A short five years later, in the fall of 2014, in front of a camera, with obvious delight, and in cold blood, Emwazi beheaded two American journalists, a volunteer social worker, and two British aid workers. Apparently there was a four-person execution cell, all with British accents (!), whom the prisoners call the “Beatles.” Naturally, the leader, Emwazi, got the name “John.”
A year later, November 12, 2015, an American drone blasted Jihadi John into eternity. He was 27.
How should we respond to this news?
BOMBS or BIBLES: Most people in the West doubtless experienced this event with a sense of moral approval. The justified outrage about Jihadi John’s actions is the same as the one that has just arisen about the butchering of 129 people in Paris in the name of Allah. Seeing young men with Kalashnikovs firing point blank at other young people in cold blood produces understandable outrage. We are instinctively relieved at the determination of French Prime Minister Hollande, in response to unthinkable cruelty, to declare war on Isis and bomb to smithereens their installations in Syria—justice oblige.
But Christians are conflicted, as was Jonah in the Bible. Last Sunday, I heard a sermon on Jonah’s refusal to take the message of God’s forgiveness to the godless and cruel Assyrians of Nineveh. When the preacher described the Assyrians as the ISIS of the ancient world, I realized I could no longer stand simplistically in judgment of Jonah’s seemingly selfish attitude. This clear comparison provoked a number of questions in my mind, and a few things began to fall into place.
What should Christians desire for the Jihadist terrorists, BOMBS or BIBLES?
BIBLES: Of course I do not mean Jihadi John being taken out by a fully-annotated hard-backed Geneva Study Bible, shot like a bullet at great velocity from a swooping American drone.
Christians are conflicted because the great commission commands us to take the biblical Gospel to the ends of the earth, to all the nations, including members of ISIS. Killing sinners removes them from any possibility of hearing the good news of the forgiveness Jesus purchased through his atoning death two thousand years ago. How we can reconcile justice and grace, deserved punishment and undeserved forgiveness? It may be a question of timing, which in the ultimate scheme of things remains mysterious. We do not control history. God does.

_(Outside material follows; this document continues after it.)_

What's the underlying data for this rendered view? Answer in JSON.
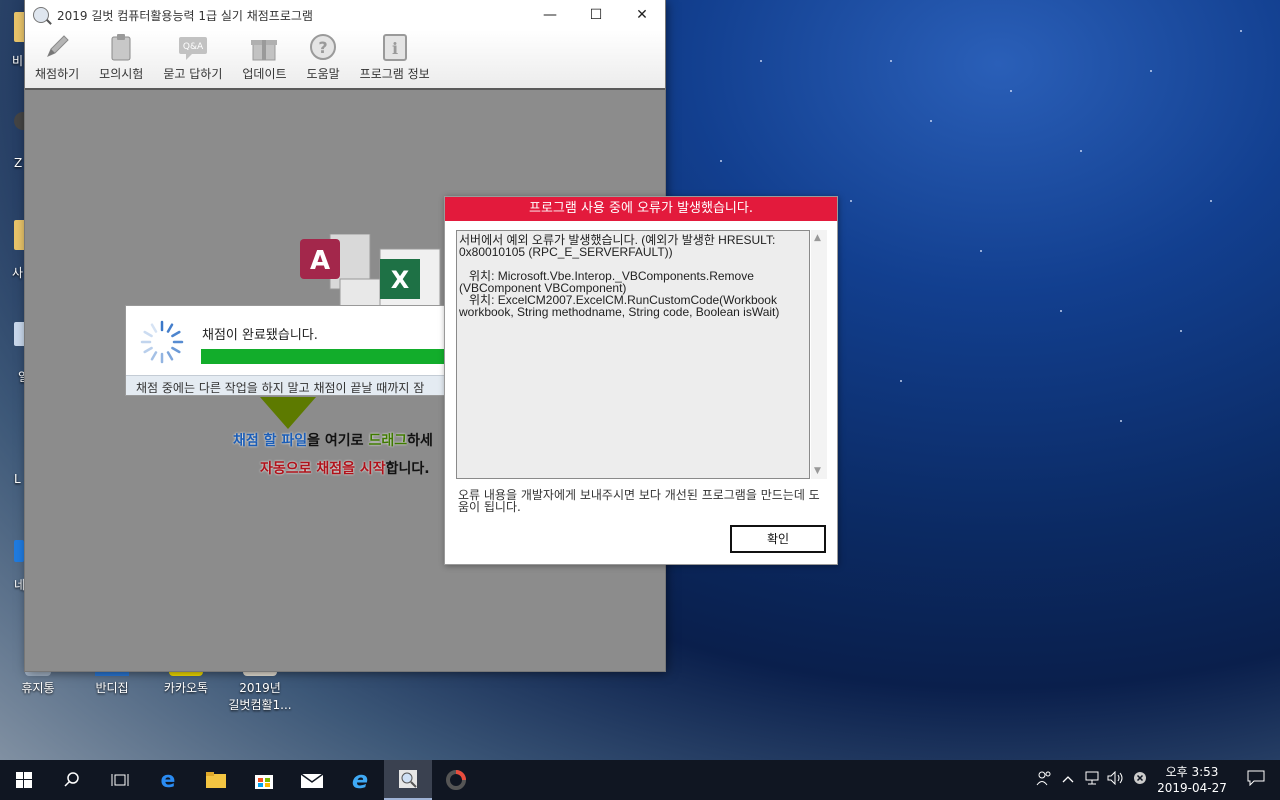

In terms of timing, we need to get the Gospel to jihadists before they become jihadists. Was the young Emwazi clearly confronted with the Gospel during the years he attended St Mary Magdalene Church of England primary school? Did the Christian groups at the University of Westminster in central London, reach out to him? Did the university that claims to “embrace global engagement in every arena of institutional activity” give any serious moral and spiritual guidance” to this confused young man? There doubtless came a time when the door of opportunity shut, when Jihadi John consciously closed his mind to anything but hateful, radical Islam. At that point, other historical and moral factors take over.
Certainly, it is the job of the church to take the Gospel to every creature and thus we should redouble our effort before it is too late and the door of opportunity closes, whether individually or nationally.
BOMBS: It is always the responsibility of the State to maintain social justice and, helped by the church, to seek to administer a valid understanding of a just society. Non-Christians in our office building today are asking about political justice! The Christian answer is that the “magistrate” is charged by God to maintain “the good” and punish “the bad,” as that pertains to the good, livable social order (Romans 13:3). This includes “respect” and “honor” between citizens (12:7). For that, the State “bears the sword” and “carries out God’s just wrath on the wrongdoer” (12:4), especially those massacring fellow citizens.
BOMBS or BIBLES? The dilemma is resolved in God, who is sovereignly in charge both of the fate of individuals and of the overseeing of the State throughout history. Thus, as the State applies laws in a just manner, via the sword, eventually including BOMBS, people are brought face to face with the ethical character of the universe, so that, as Paul says, the moral law, including that of the State, eventually drives us to the Christ of the BIBLE and to his forgiving grace.